Dit is hieronder per onderdeel weergegeven.
In de brief van 14 september 2023 aan de leden van uw Kamer heeft uw presidium geconstateerd
dat de Minister in eerste instantie zelf verantwoordelijk is voor het delen van toereikende
monitor- en voortgangsinformatie en hier ook op aangesproken mag worden (Kamerstuk
29 023, nr. 445). De Algemene Rekenkamer wil het belang van uw constatering onderstrepen. Het is
de primaire verantwoordelijkheid van Ministers om te voorzien in de informatiebehoefte
van het parlement. Het parlementair recht op informatie is niet voor niets vastgelegd
in de Grondwet. Budgetrecht en informatierecht van uw Kamer zijn hoekstenen in ons
parlementaire bestel.
De energiecrisismaatregelen die door het kabinet zijn ingesteld na de Russische inval
in de Oekraïne en de daaropvolgende oorlog, zijn onder hoge maatschappelijke en politieke
druk tot stand gekomen. Ze leiden tot substantiële rijksuitgaven en kunnen risico’s
met zich mee brengen. De Algemene Rekenkamer doet om deze reden onderzoek naar deze
energiecrisismaatregelen.
In ons verantwoordingsonderzoek naar het Jaarverslag van het Ministerie van Economische
Zaken en Klimaat over het jaar 2023 zullen we voor ons oordeel over de rechtmatigheid
van de verplichtingen en uitgaven in de jaarverslagen met bijzondere aandacht de energiecrisismaatregelen
onderzoeken, zoals het tijdelijke prijsplafond voor energie van kleinverbruikers,
de tegemoetkoming energieprijzen kleinverbruikers en de tijdelijke subsidieregeling
tegemoetkoming blokaansluitingen. We onderzoeken daarbij de beheersmaatregelen, zoals
maatregelen ter voorkoming van misbruik en oneigenlijk gebruik, maar ook IT-beheerprocessen
en accountantscontroles op aangeleverde informatie door energieleveranciers.

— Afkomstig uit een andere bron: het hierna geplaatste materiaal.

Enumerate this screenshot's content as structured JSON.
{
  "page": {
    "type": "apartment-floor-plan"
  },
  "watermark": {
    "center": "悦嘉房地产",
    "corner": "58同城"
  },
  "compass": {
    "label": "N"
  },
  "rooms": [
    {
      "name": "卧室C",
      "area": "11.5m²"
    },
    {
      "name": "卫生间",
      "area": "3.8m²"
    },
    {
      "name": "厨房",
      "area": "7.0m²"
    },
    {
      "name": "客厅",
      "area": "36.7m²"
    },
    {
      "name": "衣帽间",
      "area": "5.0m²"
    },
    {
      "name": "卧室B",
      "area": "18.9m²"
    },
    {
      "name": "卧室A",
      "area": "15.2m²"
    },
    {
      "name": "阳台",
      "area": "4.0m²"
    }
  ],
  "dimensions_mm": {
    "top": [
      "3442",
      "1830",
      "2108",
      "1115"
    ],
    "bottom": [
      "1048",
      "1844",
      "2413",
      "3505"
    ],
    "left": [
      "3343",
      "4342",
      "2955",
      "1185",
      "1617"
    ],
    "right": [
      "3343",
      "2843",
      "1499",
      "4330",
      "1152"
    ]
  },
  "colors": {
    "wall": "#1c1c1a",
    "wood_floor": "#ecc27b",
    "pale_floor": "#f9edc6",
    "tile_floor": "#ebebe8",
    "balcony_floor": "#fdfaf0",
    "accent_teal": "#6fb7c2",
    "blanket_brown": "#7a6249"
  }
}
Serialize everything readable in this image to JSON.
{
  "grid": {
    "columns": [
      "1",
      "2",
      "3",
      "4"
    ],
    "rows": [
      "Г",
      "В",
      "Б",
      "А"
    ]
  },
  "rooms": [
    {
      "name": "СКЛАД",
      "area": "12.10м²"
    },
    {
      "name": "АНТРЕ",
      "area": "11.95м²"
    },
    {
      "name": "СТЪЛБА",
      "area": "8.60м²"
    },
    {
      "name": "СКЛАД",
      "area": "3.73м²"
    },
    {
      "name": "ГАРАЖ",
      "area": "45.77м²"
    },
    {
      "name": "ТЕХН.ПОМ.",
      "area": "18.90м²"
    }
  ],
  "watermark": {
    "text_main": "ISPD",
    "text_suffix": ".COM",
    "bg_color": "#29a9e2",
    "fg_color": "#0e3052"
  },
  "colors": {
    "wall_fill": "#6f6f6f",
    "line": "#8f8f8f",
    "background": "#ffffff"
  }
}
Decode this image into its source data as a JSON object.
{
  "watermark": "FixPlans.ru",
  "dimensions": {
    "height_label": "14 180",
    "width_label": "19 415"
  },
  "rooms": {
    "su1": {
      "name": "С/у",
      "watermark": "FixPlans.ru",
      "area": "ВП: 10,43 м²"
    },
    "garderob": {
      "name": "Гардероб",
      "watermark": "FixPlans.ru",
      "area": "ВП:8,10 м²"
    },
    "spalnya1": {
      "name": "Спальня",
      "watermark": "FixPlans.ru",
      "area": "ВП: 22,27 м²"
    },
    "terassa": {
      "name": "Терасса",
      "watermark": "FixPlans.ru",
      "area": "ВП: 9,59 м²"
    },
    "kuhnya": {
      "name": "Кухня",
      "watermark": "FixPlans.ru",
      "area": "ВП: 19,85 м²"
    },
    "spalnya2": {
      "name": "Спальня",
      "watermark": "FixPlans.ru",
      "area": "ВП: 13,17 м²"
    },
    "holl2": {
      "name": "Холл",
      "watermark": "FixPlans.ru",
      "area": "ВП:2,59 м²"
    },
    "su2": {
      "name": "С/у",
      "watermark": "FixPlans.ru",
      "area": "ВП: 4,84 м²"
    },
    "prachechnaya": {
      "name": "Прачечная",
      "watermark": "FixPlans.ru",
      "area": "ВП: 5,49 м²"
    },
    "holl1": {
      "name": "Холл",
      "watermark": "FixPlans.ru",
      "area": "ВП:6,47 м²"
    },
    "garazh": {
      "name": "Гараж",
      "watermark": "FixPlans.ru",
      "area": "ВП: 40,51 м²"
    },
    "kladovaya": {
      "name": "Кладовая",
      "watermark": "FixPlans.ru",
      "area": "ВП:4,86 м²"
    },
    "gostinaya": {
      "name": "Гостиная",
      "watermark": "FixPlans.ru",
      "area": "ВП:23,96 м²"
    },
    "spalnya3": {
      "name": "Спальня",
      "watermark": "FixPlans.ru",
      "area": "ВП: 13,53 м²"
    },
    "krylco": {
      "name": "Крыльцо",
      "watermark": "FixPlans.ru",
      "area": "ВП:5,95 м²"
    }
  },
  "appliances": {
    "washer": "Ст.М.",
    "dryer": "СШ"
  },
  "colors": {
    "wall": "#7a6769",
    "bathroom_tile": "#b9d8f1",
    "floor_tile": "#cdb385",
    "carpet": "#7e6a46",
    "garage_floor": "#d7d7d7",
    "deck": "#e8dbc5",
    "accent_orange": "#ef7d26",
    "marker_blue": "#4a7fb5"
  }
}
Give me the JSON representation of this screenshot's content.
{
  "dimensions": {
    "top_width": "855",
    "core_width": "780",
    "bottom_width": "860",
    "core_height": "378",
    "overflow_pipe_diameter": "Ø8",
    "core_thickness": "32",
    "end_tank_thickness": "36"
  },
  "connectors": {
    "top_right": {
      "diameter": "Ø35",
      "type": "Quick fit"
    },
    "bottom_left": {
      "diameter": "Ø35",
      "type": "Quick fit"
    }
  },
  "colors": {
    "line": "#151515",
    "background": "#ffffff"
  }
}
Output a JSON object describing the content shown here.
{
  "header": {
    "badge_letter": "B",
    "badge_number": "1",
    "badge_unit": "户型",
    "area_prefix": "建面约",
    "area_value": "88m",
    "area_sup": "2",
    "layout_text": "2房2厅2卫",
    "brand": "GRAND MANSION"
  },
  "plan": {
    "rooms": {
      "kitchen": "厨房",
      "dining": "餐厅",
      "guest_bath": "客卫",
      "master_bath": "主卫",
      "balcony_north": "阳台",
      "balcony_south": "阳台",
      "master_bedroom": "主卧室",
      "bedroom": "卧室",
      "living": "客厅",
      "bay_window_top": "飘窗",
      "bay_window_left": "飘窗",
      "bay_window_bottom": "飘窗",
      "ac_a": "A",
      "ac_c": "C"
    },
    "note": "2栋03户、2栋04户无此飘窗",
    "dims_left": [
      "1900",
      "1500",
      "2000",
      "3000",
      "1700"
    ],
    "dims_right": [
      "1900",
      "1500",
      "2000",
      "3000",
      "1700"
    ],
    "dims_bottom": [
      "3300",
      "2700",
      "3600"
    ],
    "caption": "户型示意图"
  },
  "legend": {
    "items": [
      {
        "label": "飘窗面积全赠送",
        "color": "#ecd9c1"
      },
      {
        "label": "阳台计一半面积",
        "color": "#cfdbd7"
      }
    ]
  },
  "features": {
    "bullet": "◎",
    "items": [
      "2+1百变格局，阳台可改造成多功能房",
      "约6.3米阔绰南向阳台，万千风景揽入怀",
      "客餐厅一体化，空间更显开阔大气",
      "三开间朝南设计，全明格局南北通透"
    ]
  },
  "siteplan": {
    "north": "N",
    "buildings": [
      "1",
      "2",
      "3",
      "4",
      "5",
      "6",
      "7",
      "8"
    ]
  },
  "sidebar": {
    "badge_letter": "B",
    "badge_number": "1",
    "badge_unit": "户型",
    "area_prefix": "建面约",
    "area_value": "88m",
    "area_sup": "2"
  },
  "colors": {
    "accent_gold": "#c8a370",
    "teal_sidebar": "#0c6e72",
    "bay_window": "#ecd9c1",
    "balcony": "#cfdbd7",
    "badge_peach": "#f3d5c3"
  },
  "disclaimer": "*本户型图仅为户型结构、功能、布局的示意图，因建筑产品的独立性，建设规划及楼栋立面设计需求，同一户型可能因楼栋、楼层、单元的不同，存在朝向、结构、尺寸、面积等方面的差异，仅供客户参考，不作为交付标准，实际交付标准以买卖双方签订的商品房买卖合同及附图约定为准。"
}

Met betrekking tot uw vraag over het financieel beslag bij het Rijk, kunnen we aangeven
dat we in het verantwoordingsonderzoek een overzicht op hoofdlijnen geven van de stand
van zaken van gerealiseerde uitgaven en verplichtingen van de crisismaatregelen.
Voor wat betreft uw vraag over het doelgroepbereik, onderzoeken we specifiek de Tegemoetkoming
Energiekosten energie-intensief MKB (TEK). Deze regeling is in het leven geroepen
ter ondersteuning van bedrijven die door de grote stijging van energieprijzen in 2022
geraakt zijn of die geraakt dreigen te worden. We onderzoeken naast de beheersmaatregelen
onder andere ook welke bedrijven met de subsidie worden bereikt en de mogelijke redenen
van niet-gebruik van de regeling. De keuze om de TEK te onderzoeken betekent dat wij
de andere grote regeling, het tijdelijke prijsplafond voor energie van kleinverbruikers,
niet zelf op het bereiken van de gewenste doelgroepen onderzoeken.
Het CBS heeft in opdracht van het Ministerie van Economische Zaken en Klimaat in juli
van dit jaar een onderzoek naar de energierekening met de prijsplafondkorting gepubliceerd,
onder andere naar huishoudens en woonvorm.1 Desgewenst kun u de Minister vragen een update van het onderzoek te laten maken.
Het CBS heeft voorts in november dit jaar een belevingsonderzoek naar huishoudens
en de energierekening gepubliceerd.2 Begin 2024 verwacht het CBS in samenwerking met TNO een monitor energiearmoede uit
te brengen.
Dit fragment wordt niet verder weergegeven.